SURABAYA | ARTIK.ID - Kasus kekerasan seksual pada anak oleh anggota keluarganya menjadi perhatian serius kalangan DPRD Surabaya.
Dilansir dari siaran pers, Selasa (24/1) Anas Karno mengatakan dirinya prihatin dan mengecam kasus yang terjadi di Tegalsari tersebut.
Baca Juga: Komisi B DPRD Kota Surabaya Tinjau Lokasi Tukar Guling Aset Pemkot dengan PT MCA dan PT SMI
“Perbuatan ini tidak bisa dinalar oleh akal sehat manusia. Para pelaku sudah selayaknya mendapat hukuman seberat-beratnya,” tegasnya.
Korban berinisial E, siswi SMP berusia 12 tahun, dicabuli oleh ayah, kakak, serta pamannya. Perbuatan keji itu dilakukan di rumah ketika ibu E dirawat akibat stroke ringan.
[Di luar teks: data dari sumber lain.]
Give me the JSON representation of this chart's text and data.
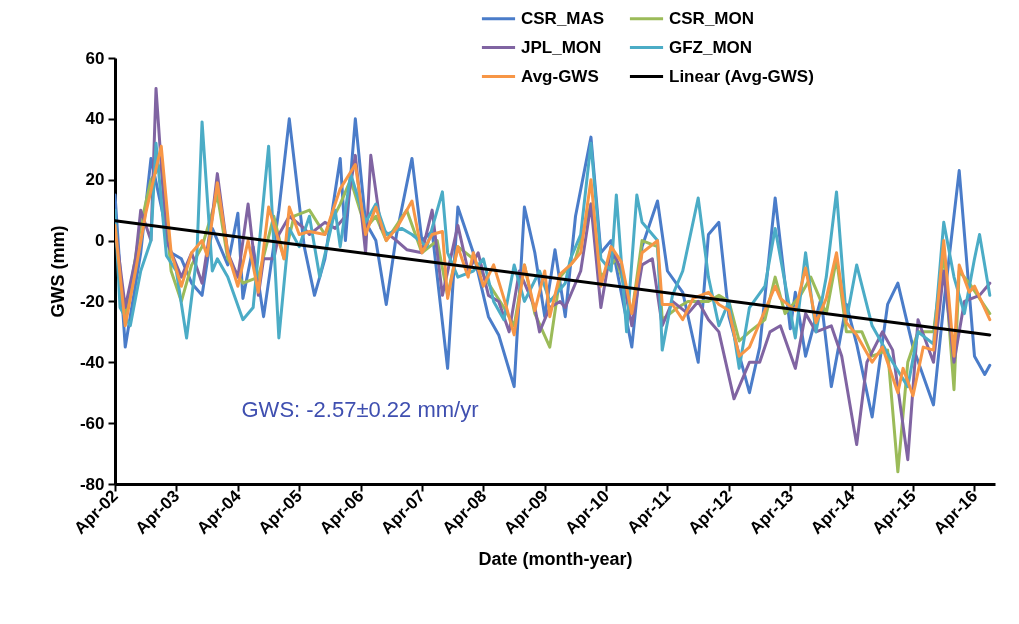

Sang ibu curiga melihat sikap putrinya seperti mendapat tekanan batin saat merawatnya. E kemudian menceritakan apa yang sudah dialaminya.
Anas Karno meminta Dinas Pemberdayaan, Perempuan dan Perlindungan Anak serta Pengendalian Penduduk dan Keluarga Berencana (DP3A-PPKB) Kota Surabaya, segera melakukan pendampingan intensif terhadap korban, untuk memulihkan kondisi psikologisnya.
"Korban pasti mengalami trauma berat setelah mengalami peristiwa ini. Sehingga diperlukan pendampingan yang intensif untuk memulihkan kondisi psikologisnya," jelasnya.
Wakil Ketua Komisi B DPRD Surabaya itu memaparkan, pendampingan oleh Pemkot Surabaya dalam proses hukum terhadap korban juga diperlukan.
"Misalnya ketika korban ini dimintai keterangannya sebagai saksi. Ditengah kondisi psikologis yang labil akibat trauma psikis, tentunya pendampingan itu diperlukan," terang Anas.
Anas Karno juga meminta agar proses belajar korban di sekolah tidak berhenti pasca kejadian.
"Karenanya pendampingan terhadap korban ini harus komprehensif. Mulai dari pendampingan psikologisnya, pendampingan saat proses hukum, sampai kegiatan belajarnya," pungkasnya.
Baca Juga: Anas Karno Peringati Isra Mi'raj Bareng Warga Kampung Kranggan Margorejo
Sementara itu Kepala Dinas DP3A-PPKB Ida Widayanti mengatakan pihak sudah mengamankan korban di rumah singgah.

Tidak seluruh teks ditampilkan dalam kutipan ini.